Artist Spotlight #1: Jeff Winstead Part 1

Over the next few weeks I'm going to be doing some artist spotlights where I'll discuss comic artists I've worked with over the years. I'll get into what is about their style I like, what it was like working with them, and why you should seek out anything they do.

First up is fittingly the first artist I ever worked with Jeff Winstead. I feel it necessary to qualify that Jeff Winstead also happens to be one of my dearest friends. For the sake of professionalism, I'll attempt to not let that fact disrupt my objectivity.

Jeff, as many of you probably know, was the first artist on Vic Boone, having done the pages for Vic Boone's Zuda run. But our partnership goes a bit further back to years early in college.
 We met, oddly enough, thanks to a Spawn t-shirt. Jeff was my RA my freshmen year of college. One night I go out into the common hall to nuke something in the microwave and there's Jeff talking to one of the other dorm residents. Out of the corner of my eye I catch the glimpse of the Spawn shirt he's wearing. Being the first year of college and knowing no other comic readers, I figured it was worth hanging around long enough to ask about it. Unfortunately, this turned into a much longer wait than I had anticipated thanks to the rather long-winded other resident. Fortunately, the wait proved worth it.

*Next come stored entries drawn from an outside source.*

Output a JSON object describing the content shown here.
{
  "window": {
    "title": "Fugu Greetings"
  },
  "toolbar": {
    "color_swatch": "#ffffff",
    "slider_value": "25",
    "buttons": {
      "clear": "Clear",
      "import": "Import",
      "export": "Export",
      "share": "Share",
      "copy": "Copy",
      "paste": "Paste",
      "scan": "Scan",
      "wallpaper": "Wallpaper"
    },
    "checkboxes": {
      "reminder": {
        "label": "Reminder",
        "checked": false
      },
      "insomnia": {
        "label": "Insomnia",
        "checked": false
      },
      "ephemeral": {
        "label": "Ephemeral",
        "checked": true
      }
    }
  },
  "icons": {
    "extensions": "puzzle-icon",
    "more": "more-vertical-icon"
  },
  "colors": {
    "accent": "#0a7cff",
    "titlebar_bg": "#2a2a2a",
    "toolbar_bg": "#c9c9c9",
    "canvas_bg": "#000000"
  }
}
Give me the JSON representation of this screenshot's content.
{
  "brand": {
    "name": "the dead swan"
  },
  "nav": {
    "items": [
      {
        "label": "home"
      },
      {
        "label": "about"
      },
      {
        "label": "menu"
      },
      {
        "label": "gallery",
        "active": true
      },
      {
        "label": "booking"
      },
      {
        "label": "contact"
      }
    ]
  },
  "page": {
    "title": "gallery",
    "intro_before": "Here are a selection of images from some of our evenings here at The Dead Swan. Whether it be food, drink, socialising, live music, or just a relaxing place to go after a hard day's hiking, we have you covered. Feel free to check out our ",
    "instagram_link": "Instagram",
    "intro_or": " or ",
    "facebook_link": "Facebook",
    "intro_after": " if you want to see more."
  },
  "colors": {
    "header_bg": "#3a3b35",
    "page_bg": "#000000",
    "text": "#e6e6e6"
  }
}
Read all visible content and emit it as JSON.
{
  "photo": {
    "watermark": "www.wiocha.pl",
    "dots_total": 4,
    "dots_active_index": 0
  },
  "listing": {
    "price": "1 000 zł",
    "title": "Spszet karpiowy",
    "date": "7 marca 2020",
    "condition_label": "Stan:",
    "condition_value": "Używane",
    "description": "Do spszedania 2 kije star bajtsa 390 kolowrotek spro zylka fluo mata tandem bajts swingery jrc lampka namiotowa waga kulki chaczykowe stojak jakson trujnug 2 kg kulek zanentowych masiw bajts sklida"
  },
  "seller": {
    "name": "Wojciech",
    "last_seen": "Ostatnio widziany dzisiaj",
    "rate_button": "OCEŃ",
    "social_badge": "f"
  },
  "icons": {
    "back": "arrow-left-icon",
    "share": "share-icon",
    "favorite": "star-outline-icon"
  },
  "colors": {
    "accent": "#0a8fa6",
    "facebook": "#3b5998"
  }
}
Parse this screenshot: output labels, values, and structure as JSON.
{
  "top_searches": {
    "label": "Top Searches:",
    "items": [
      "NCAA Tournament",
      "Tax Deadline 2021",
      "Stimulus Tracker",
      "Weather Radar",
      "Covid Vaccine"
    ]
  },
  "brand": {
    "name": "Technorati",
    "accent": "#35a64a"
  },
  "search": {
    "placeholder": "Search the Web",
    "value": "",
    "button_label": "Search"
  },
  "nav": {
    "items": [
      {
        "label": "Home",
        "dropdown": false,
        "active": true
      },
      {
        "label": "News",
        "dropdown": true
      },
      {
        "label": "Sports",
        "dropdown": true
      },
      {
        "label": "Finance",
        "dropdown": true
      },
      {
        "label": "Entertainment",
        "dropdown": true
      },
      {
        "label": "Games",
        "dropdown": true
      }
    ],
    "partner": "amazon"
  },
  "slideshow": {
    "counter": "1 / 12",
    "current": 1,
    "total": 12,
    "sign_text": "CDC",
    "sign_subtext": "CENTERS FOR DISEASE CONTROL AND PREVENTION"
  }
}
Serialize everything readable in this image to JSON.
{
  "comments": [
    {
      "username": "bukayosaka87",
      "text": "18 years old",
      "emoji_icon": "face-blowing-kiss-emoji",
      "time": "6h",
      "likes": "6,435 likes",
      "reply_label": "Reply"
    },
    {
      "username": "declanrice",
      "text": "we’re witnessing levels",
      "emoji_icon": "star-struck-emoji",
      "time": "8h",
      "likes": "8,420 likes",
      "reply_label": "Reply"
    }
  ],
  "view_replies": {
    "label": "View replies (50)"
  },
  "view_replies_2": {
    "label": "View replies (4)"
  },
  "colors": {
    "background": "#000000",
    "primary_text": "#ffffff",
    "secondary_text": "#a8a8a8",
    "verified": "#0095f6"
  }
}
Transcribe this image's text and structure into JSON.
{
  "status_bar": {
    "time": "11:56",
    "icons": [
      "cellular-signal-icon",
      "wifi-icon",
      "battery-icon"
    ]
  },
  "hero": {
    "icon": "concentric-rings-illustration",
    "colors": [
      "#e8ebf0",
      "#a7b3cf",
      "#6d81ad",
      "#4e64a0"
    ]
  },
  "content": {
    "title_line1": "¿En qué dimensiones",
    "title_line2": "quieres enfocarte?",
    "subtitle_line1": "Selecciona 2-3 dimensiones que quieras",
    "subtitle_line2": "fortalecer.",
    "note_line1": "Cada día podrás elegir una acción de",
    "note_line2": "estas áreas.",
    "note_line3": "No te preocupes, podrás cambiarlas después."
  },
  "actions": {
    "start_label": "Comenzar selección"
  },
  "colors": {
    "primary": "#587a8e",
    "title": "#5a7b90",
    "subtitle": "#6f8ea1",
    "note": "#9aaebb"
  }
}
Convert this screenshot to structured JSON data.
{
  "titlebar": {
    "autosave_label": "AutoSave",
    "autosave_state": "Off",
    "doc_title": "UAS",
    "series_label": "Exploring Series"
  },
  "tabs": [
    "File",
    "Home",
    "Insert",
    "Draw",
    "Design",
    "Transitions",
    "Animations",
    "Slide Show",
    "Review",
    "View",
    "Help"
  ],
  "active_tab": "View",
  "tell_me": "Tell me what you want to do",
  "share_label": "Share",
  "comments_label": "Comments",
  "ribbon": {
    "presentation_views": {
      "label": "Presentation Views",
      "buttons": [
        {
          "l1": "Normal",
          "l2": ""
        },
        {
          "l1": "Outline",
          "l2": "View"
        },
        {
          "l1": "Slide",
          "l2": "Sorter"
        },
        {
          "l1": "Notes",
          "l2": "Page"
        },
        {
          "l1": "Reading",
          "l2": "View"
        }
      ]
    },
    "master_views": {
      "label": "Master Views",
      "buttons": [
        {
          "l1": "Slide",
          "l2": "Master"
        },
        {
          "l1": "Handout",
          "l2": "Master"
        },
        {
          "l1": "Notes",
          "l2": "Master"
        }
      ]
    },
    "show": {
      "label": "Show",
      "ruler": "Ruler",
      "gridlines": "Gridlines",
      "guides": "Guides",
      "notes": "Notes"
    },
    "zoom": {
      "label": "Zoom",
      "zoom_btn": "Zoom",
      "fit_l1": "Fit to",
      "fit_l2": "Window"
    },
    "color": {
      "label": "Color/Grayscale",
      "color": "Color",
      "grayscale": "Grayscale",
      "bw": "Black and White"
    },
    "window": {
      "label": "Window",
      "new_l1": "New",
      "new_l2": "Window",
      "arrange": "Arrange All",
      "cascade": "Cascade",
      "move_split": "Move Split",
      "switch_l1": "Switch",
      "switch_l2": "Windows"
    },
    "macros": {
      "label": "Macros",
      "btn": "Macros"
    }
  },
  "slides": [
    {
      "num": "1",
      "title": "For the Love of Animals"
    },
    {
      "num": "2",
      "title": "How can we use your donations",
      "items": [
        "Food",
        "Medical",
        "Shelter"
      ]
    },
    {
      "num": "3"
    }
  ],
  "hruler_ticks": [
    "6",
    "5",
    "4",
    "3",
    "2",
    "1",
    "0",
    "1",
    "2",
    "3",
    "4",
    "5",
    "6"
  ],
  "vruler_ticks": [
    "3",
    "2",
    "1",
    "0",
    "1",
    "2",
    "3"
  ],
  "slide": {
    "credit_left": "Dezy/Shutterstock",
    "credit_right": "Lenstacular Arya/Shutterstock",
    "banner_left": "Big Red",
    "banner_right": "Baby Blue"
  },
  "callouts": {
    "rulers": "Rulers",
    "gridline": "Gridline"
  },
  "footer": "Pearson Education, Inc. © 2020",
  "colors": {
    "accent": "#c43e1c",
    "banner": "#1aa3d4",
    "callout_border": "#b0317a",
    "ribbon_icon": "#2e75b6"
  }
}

To cut to the chase, it turned out that Jeff indeed read comics and wasn't wearing the Spawn shirt ironically. Can you were a Spawn shirt ironically? Anyway, not only did he read them, he drew them. It was actually something on those first pages of his artwork that sums up exactly why I love Jeff's work.

There was a Batman page he pulled out which had a bird's eye view off Batman dropping down on some criminals. His cape fulling extended in that parachute/glider move he does. This shot was dead center. Everything drawn in front of Batman was a single panel. Batman was essentially the bottom panel border. From Batman's cape extended more panels, their borders created by the ribs of the cape. Seeing how Jeff used an action pose of Batman as a way to break up panels without losing the storytelling of the page was the first moment I realized he was going to be good. To this day, he imaginative panel layouts and framing are what I love most about his work.
Here's a prime example from Vic Boone.
Now, Jeff usually gives me credit for this page's layout, saying it's how I wrote it in the script. That may be true, but he's execution is still what sells it. The arcing of the bottom of the panels and then using that space for the title credits is all his genius, not mine.
Here's another example.
It's a creative non-intrusive way to draw what was essentially written as "Vic Boone jumps for his guns." It's one background framed to create three distinct actions. It even creates the illusion of the Boone jumping toward the reader, yet it still moves the reader's eyes in the direction they're supposed to move.

The above examples of course fall under a bigger aspect of Jeff's artwork which is a great sense of design not just for pages, but for characters, logos, etc. He has a great sense of balance between looking original, familiar, creative, and reserved.

I'll get more into that aspect of his work in the next installment. Silas just woke up from his nap, so I have to transform into Dad Mode.